We tried to cover some specific tasks and problems that we discovered while researching the areas.

Generative Adversarial Networks

GANs are the state-of-the-art in image generation and while researching them, we found out that some of the preceding work on them are very interesting to us and thus we arranged a little presentation about GANs and NVIDIAs inpainting research. You can watch the presentation in German here: https://www.youtube.com/watch?v=KkYoSRsQxEw

After that we wanted to implement a little example code of GANs which you can find in the GAN folder. More specifically we found that CycleGANs are interesting in terms of switching up images and their styles. We used a landscaping dataset from tensorflow to switch up summer and winter seasons. You can see a result here:

Note that training with the notebook takes about 9 hours in google colab.

NLP Text Classification with BERT

On the Text processing side of this project, we researched BERT to be the state-of-the-art in many tasks of NLP. While researching about it we decided that a simple Text Classification is good for a basic understanding but not good enough for being interesting to our research. (because of the intuitive usage thanks to the Huggingface architecture)

While implementing the BERT Text-Classification, which you can see in the BERT folder, we asked ourselves what would happen if the texts we were training it with would have been classified wrongly in the first place, because the texts are rather long and might simply not be categorized by someone into the right category. This let us to experiment on training the model with different levels of noise, i.e. with 0%, 20%, 40% and 50% noise rates.

You can see the results of the accuracy measures on the train, validation and test data here:

Training

Validation

Testing

Audio Generation with GANs

After researching about Deep Learning with Audio Data we found out that this topic has not been researched very well as of yet.

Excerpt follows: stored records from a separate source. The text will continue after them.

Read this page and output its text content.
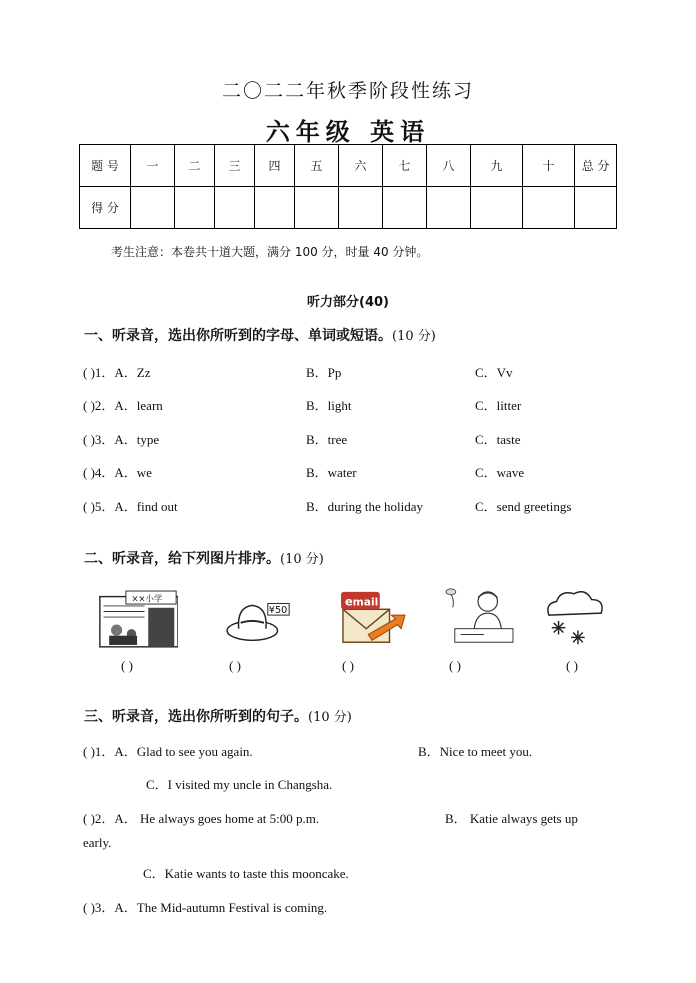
二〇二二年秋季阶段性练习
六年级 英语
题 号	一	二	三	四	五	六	七	八	九	十	总 分
得 分											
考生注意：本卷共十道大题，满分 100 分，时量 40 分钟。
听力部分(40)
一、听录音，选出你所听到的字母、单词或短语。(10 分)
( )1．A．Zz	B．Pp	C．Vv
( )2．A．learn	B．light	C．litter
( )3．A．type	B．tree	C．taste
( )4．A．we	B．water	C．wave
( )5．A．find out	B．during the holiday	C．send greetings
二、听录音，给下列图片排序。(10 分)
××小学
¥50
e mail
( )	( )	( )	( )	( )
三、听录音，选出你所听到的句子。(10 分)
( )1．A．Glad to see you again.	B．Nice to meet you.
C．I visited my uncle in Changsha.
( )2．A． He always goes home at 5:00 p.m.	B． Katie always gets up
early.
C．Katie wants to taste this mooncake.
( )3．A．The Mid-autumn Festival is coming.
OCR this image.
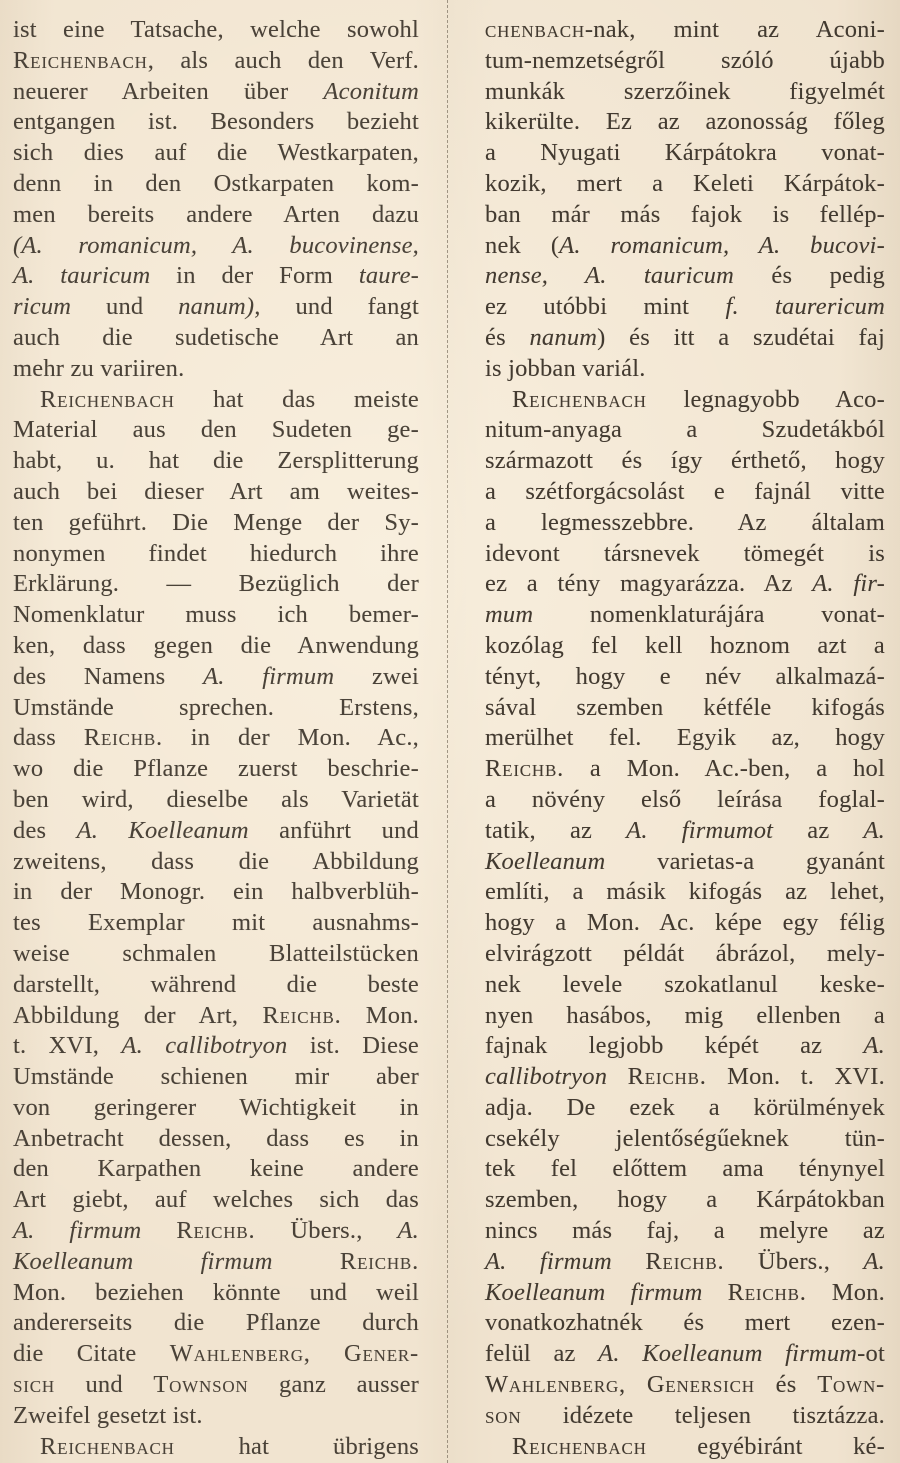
ist eine Tatsache, welche sowohl
Reichenbach, als auch den Verf.
neuerer Arbeiten über Aconitum
entgangen ist. Besonders bezieht
sich dies auf die Westkarpaten,
denn in den Ostkarpaten kom-
men bereits andere Arten dazu
(A. romanicum, A. bucovinense,
A. tauricum in der Form taure-
ricum und nanum), und fangt
auch die sudetische Art an
mehr zu variiren.
Reichenbach hat das meiste
Material aus den Sudeten ge-
habt, u. hat die Zersplitterung
auch bei dieser Art am weites-
ten geführt. Die Menge der Sy-
nonymen findet hiedurch ihre
Erklärung. — Bezüglich der
Nomenklatur muss ich bemer-
ken, dass gegen die Anwendung
des Namens A. firmum zwei
Umstände sprechen. Erstens,
dass Reichb. in der Mon. Ac.,
wo die Pflanze zuerst beschrie-
ben wird, dieselbe als Varietät
des A. Koelleanum anführt und
zweitens, dass die Abbildung
in der Monogr. ein halbverblüh-
tes Exemplar mit ausnahms-
weise schmalen Blatteilstücken
darstellt, während die beste
Abbildung der Art, Reichb. Mon.
t. XVI, A. callibotryon ist. Diese
Umstände schienen mir aber
von geringerer Wichtigkeit in
Anbetracht dessen, dass es in
den Karpathen keine andere
Art giebt, auf welches sich das
A. firmum Reichb. Übers., A.
Koelleanum firmum	Reichb.
Mon. beziehen könnte und weil
andererseits die Pflanze durch
die Citate Wahlenberg, Gener-
sich und Townson ganz ausser
Zweifel gesetzt ist.
Reichenbach hat übrigens
chenbach-nak, mint az Aconi-
tum-nemzetségről szóló újabb
munkák szerzőinek figyelmét
kikerülte. Ez az azonosság főleg
a Nyugati Kárpátokra vonat-
kozik, mert a Keleti Kárpátok-
ban már más fajok is fellép-
nek (A. romanicum, A. bucovi-
nense, A. tauricum és pedig
ez utóbbi mint f. taurericum
és nanum) és itt a szudétai faj
is jobban variál.
Reichenbach legnagyobb Aco-
nitum-anyaga a Szudetákból
származott és így érthető, hogy
a szétforgácsolást e fajnál vitte
a legmesszebbre. Az általam
idevont társnevek tömegét is
ez a tény magyarázza. Az A. fir-
mum nomenklaturájára vonat-
kozólag fel kell hoznom azt a
tényt, hogy e név alkalmazá-
sával szemben kétféle kifogás
merülhet fel. Egyik az, hogy
Reichb. a Mon. Ac.-ben, a hol
a növény első leírása foglal-
tatik, az A. firmumot az A.
Koelleanum varietas-a gyanánt
említi, a másik kifogás az lehet,
hogy a Mon. Ac. képe egy félig
elvirágzott példát ábrázol, mely-
nek levele szokatlanul keske-
nyen hasábos, mig ellenben a
fajnak legjobb képét az A.
callibotryon Reichb. Mon. t. XVI.
adja. De ezek a körülmények
csekély jelentőségűeknek tün-
tek fel előttem ama ténynyel
szemben, hogy a Kárpátokban
nincs más faj, a melyre az
A. firmum Reichb. Übers., A.
Koelleanum firmum Reichb. Mon.
vonatkozhatnék és mert ezen-
felül az A. Koelleanum firmum-ot
Wahlenberg, Genersich és Town-
son idézete teljesen tisztázza.
Reichenbach egyébiránt ké-
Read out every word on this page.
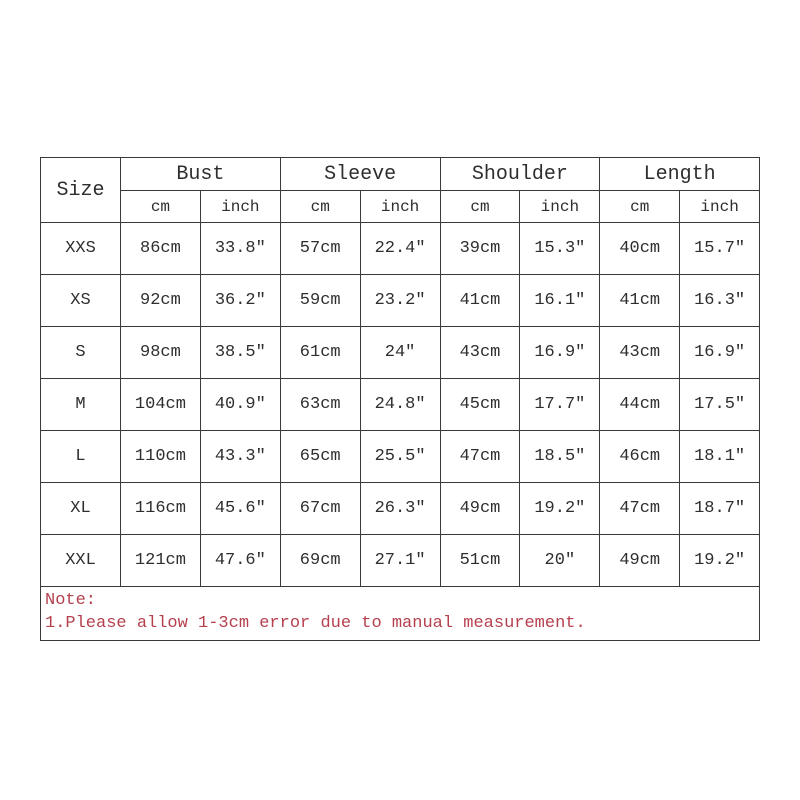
Size	Bust		Sleeve		Shoulder		Length	
	cm	inch	cm	inch	cm	inch	cm	inch
XXS	86cm	33.8″	57cm	22.4″	39cm	15.3″	40cm	15.7″
XS	92cm	36.2″	59cm	23.2″	41cm	16.1″	41cm	16.3″
S	98cm	38.5″	61cm	24″	43cm	16.9″	43cm	16.9″
M	104cm	40.9″	63cm	24.8″	45cm	17.7″	44cm	17.5″
L	110cm	43.3″	65cm	25.5″	47cm	18.5″	46cm	18.1″
XL	116cm	45.6″	67cm	26.3″	49cm	19.2″	47cm	18.7″
XXL	121cm	47.6″	69cm	27.1″	51cm	20″	49cm	19.2″

Note:
1.Please allow 1-3cm error due to manual measurement.								
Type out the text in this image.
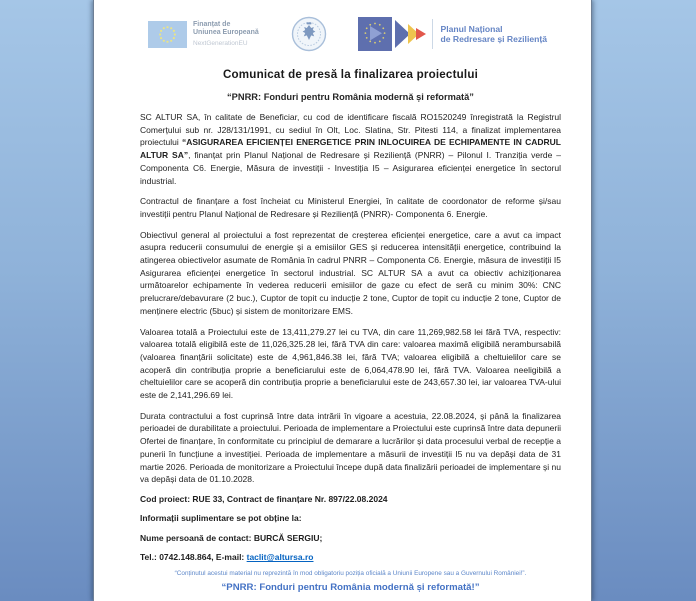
Finanțat de
Uniunea Europeană
NextGenerationEU
Planul Național
de Redresare și Reziliență
Comunicat de presă la finalizarea proiectului
“PNRR: Fonduri pentru România modernă și reformată”

SC ALTUR SA, în calitate de Beneficiar, cu cod de identificare fiscală RO1520249 înregistrată la Registrul Comerțului sub nr. J28/131/1991, cu sediul în Olt, Loc. Slatina, Str. Pitesti 114, a finalizat implementarea proiectului “ASIGURAREA EFICIENȚEI ENERGETICE PRIN INLOCUIREA DE ECHIPAMENTE IN CADRUL ALTUR SA”, finanțat prin Planul Național de Redresare și Reziliență (PNRR) – Pilonul I. Tranziția verde – Componenta C6. Energie, Măsura de investiții - Investiția I5 – Asigurarea eficienței energetice în sectorul industrial.

Contractul de finanțare a fost încheiat cu Ministerul Energiei, în calitate de coordonator de reforme și/sau investiții pentru Planul Național de Redresare și Reziliență (PNRR)- Componenta 6. Energie.

Obiectivul general al proiectului a fost reprezentat de creșterea eficienței energetice, care a avut ca impact asupra reducerii consumului de energie și a emisiilor GES și reducerea intensității energetice, contribuind la atingerea obiectivelor asumate de România în cadrul PNRR – Componenta C6. Energie, măsura de investiții I5 Asigurarea eficienței energetice în sectorul industrial. SC ALTUR SA a avut ca obiectiv achiziționarea următoarelor echipamente în vederea reducerii emisiilor de gaze cu efect de seră cu minim 30%: CNC prelucrare/debavurare (2 buc.), Cuptor de topit cu inducție 2 tone, Cuptor de topit cu inducție 2 tone, Cuptor de menținere electric (5buc) și sistem de monitorizare EMS.

Valoarea totală a Proiectului este de 13,411,279.27 lei cu TVA, din care 11,269,982.58 lei fără TVA, respectiv: valoarea totală eligibilă este de 11,026,325.28 lei, fără TVA din care: valoarea maximă eligibilă nerambursabilă (valoarea finanțării solicitate) este de 4,961,846.38 lei, fără TVA; valoarea eligibilă a cheltuielilor care se acoperă din contribuția proprie a beneficiarului este de 6,064,478.90 lei, fără TVA. Valoarea neeligibilă a cheltuielilor care se acoperă din contribuția proprie a beneficiarului este de 243,657.30 lei, iar valoarea TVA-ului este de 2,141,296.69 lei.

Durata contractului a fost cuprinsă între data intrării în vigoare a acestuia, 22.08.2024, și până la finalizarea perioadei de durabilitate a proiectului. Perioada de implementare a Proiectului este cuprinsă între data depunerii Ofertei de finanțare, în conformitate cu principiul de demarare a lucrărilor și data procesului verbal de recepție a punerii în funcțiune a investiției. Perioada de implementare a măsurii de investiții I5 nu va depăși data de 31 martie 2026. Perioada de monitorizare a Proiectului începe după data finalizării perioadei de implementare și nu va depăși data de 01.10.2028.

Cod proiect: RUE 33, Contract de finanțare Nr. 897/22.08.2024

Informații suplimentare se pot obține la:

Nume persoană de contact: BURCĂ SERGIU;

Tel.: 0742.148.864, E-mail: taclit@altursa.ro

“Conținutul acestui material nu reprezintă în mod obligatoriu poziția oficială a Uniunii Europene sau a Guvernului României!”.

“PNRR: Fonduri pentru România modernă și reformată!”
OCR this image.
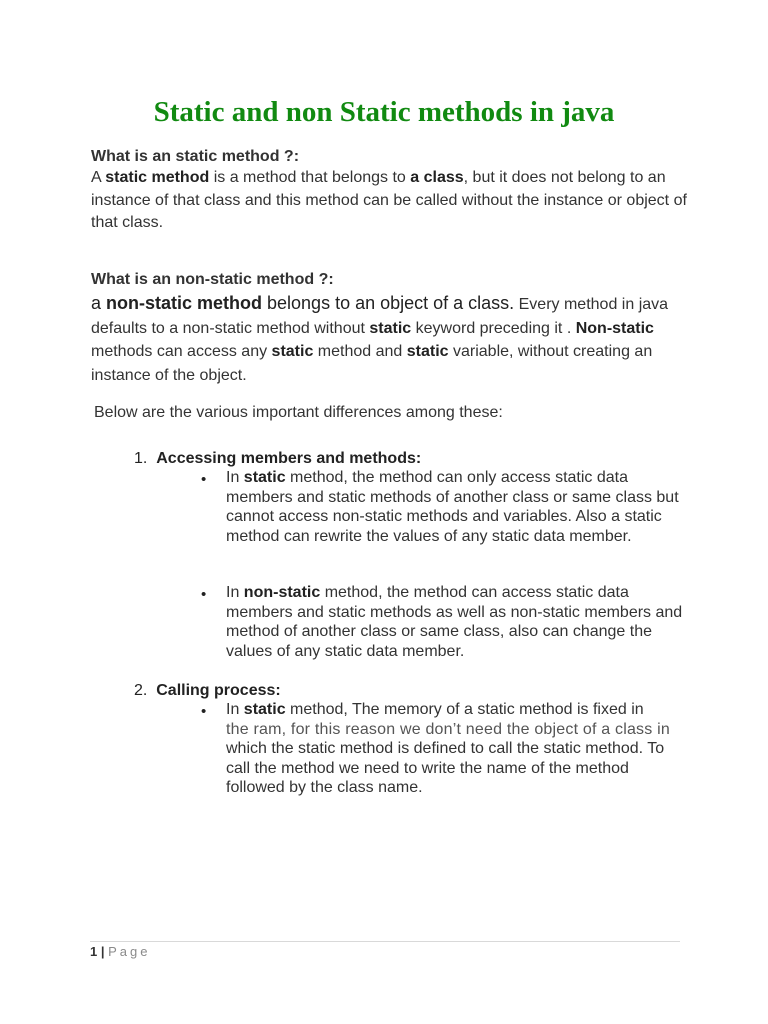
Static and non Static methods in java
What is an static method ?:

A static method is a method that belongs to a class, but it does not belong to an instance of that class and this method can be called without the instance or object of that class.

What is an non-static method ?:

a non-static method belongs to an object of a class. Every method in java defaults to a non-static method without static keyword preceding it . Non-static methods can access any static method and static variable, without creating an instance of the object.

Below are the various important differences among these:

1. Accessing members and methods:
• In static method, the method can only access static data members and static methods of another class or same class but cannot access non-static methods and variables. Also a static method can rewrite the values of any static data member.

• In non-static method, the method can access static data members and static methods as well as non-static members and method of another class or same class, also can change the values of any static data member.

2. Calling process:
• In static method, The memory of a static method is fixed in
the ram, for this reason we don’t need the object of a class in
which the static method is defined to call the static method. To call the method we need to write the name of the method followed by the class name.

1 | Page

The main topic of discussion in literature seems to be deciding whether to deal with Audio Data as sequential data or static data. Audio data in general seems to be more complicated than expected because it can seen as as complicated as video data, i.e. many complex data structures after another (sequence of images). There seems to be a problem concerning models "getting the big picture" when trying to create music.

We didn't implement anything on this topic but we researched about GANs trying to generate music by handling it as static data. This approach is called GANSynth and you can read about it here: https://magenta.tensorflow.org/gansynth Another approach of music generation by handling it as sequential data and probably the most promising approach at the moment is an Autoregressive long-context music generator with Perceiver AR found here: https://magenta.tensorflow.org/perceiver-ar

In summary we found this research to be very enlightening and gave us a good insight on some state-of-the-art approaches for many different aspects of specific deep learning tasks and we encourage you to do your own reseach on them.